Retrieval is the idea that models can be augmented with an external factual database that they can retrieve information from, allowing them to access more relevant and up-to-date information without having to train.

In this example, we demonstrate how kani’s function calling can be used to retrieve information from a data source like Wikipedia.

# let's define a client using kani's BaseClient:
class WikipediaClient(BaseClient):
    SERVICE_BASE = "https://en.wikipedia.org/w/api.php"

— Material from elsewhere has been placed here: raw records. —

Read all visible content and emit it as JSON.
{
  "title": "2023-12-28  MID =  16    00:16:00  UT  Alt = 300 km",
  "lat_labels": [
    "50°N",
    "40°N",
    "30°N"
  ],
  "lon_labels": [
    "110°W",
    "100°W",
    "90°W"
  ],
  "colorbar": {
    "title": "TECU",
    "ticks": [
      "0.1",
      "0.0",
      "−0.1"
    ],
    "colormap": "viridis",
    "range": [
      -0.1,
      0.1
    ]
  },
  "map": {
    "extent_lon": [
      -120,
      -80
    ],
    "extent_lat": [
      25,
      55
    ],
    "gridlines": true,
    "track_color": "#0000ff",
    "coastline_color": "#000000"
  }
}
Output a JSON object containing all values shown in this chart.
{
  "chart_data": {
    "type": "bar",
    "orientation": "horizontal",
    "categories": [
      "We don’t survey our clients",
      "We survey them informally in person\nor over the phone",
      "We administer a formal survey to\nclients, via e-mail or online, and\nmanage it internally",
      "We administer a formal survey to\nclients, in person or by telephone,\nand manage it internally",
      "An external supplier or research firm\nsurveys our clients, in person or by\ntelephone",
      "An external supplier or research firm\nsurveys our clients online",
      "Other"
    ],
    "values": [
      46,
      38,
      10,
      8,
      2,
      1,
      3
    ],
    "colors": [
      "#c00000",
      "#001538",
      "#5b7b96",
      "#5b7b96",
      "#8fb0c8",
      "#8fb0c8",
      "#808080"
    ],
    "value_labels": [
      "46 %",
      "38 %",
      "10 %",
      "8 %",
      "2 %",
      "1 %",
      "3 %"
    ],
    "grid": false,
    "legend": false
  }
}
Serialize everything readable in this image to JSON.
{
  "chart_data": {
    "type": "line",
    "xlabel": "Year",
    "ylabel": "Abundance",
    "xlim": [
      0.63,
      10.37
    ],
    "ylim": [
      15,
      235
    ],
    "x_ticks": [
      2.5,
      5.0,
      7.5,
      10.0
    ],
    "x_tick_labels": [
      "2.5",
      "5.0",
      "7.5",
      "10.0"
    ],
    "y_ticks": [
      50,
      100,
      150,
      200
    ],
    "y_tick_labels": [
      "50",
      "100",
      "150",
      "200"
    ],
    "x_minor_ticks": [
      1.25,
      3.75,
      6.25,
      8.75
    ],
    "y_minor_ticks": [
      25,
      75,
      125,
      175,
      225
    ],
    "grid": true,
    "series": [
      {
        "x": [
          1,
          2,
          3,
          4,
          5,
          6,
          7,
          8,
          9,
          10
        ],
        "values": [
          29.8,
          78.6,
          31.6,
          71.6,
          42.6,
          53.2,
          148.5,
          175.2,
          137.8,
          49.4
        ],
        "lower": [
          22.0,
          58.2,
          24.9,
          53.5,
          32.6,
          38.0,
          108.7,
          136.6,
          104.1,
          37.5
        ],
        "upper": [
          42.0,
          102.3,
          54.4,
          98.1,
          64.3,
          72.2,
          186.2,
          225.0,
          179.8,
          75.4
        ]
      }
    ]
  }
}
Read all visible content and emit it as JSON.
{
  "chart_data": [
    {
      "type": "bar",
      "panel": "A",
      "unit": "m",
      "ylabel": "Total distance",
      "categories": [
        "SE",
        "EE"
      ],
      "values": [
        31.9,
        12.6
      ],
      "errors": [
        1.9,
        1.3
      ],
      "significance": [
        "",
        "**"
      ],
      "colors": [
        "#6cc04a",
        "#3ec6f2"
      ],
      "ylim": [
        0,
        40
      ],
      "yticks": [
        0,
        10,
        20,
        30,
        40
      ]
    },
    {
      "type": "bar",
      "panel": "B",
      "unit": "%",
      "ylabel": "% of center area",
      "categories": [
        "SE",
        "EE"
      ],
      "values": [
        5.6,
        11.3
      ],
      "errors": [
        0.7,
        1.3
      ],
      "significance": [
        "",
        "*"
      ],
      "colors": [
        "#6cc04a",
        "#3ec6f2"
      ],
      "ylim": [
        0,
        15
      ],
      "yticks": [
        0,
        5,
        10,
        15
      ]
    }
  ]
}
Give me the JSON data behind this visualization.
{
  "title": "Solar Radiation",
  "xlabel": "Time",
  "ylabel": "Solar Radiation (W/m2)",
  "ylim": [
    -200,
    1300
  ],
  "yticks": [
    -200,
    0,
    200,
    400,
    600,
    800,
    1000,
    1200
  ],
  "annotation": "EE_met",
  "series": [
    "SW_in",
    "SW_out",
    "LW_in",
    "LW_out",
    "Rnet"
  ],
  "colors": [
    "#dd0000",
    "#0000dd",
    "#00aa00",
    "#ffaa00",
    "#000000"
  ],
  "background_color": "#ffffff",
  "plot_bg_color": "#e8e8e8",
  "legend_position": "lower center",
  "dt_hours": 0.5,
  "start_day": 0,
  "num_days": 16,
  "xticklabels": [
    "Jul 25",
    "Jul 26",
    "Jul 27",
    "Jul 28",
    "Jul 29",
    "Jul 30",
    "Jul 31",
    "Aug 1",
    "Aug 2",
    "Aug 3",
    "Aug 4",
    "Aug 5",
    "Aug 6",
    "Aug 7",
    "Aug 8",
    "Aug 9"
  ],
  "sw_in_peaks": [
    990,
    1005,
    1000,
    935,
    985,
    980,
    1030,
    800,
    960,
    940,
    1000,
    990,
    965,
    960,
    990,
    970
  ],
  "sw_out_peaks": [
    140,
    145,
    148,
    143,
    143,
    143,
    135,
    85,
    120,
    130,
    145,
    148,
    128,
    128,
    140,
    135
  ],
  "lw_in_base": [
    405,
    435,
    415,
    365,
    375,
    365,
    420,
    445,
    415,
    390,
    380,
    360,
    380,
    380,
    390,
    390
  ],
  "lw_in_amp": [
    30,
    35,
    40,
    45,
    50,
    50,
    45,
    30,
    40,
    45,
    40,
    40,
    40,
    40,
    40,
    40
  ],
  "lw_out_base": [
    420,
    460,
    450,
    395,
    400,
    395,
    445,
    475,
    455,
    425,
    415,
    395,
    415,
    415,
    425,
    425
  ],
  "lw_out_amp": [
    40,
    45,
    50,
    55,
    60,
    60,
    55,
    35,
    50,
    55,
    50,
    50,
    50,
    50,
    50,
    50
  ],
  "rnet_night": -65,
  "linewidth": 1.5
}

class WikipediaRetrievalKani(Kani):
    def __init__(self, *args, **kwargs):
        super().__init__(*args, **kwargs)
        self.wikipedia_client = WikipediaClient()

    @ai_function()
    async def wikipedia(
        self,
        title: Annotated[
            str,
            AIParam(desc='The article title on Wikipedia, e.g. "Train_station".')
        ],
    ):
        """Get additional information about a topic from Wikipedia."""
        resp = await self.wikipedia_client.get(
            "/",
            params={
                "action": "query",
                "format": "json",
                "prop": "extracts",
                "titles": title,
                "explaintext": 1,
                "formatversion": 2,
            },
        )
        page = resp["query"]["pages"][0]
        if extract := page.get("extract"):
            return extract
        return f"The page {title!r} does not exist on Wikipedia."

    @ai_function()
    async def search(self, query: str):
        """Find titles of Wikipedia articles similar to the given query."""
        resp = await self.wikipedia_client.get(
            "/",
            params={"action": "opensearch", "format": "json", "search": query}
        )
        return json.dumps(resp[1])
>>> chat_in_terminal(WikipediaRetrievalKani(engine))
USER: Tell me about the Yamanote line in Tokyo.
AI: Thinking (search)...
AI: Thinking (wikipedia)...
AI: The Yamanote Line is a loop service in Tokyo, Japan...

Caution

Wikipedia articles might be longer than can fit in the model’s context window. Try combining this with the sub-kani summarization example above to build a powerful retrieval agent!

You may also use @ai_function(auto_truncate=...) if truncating the response is acceptable.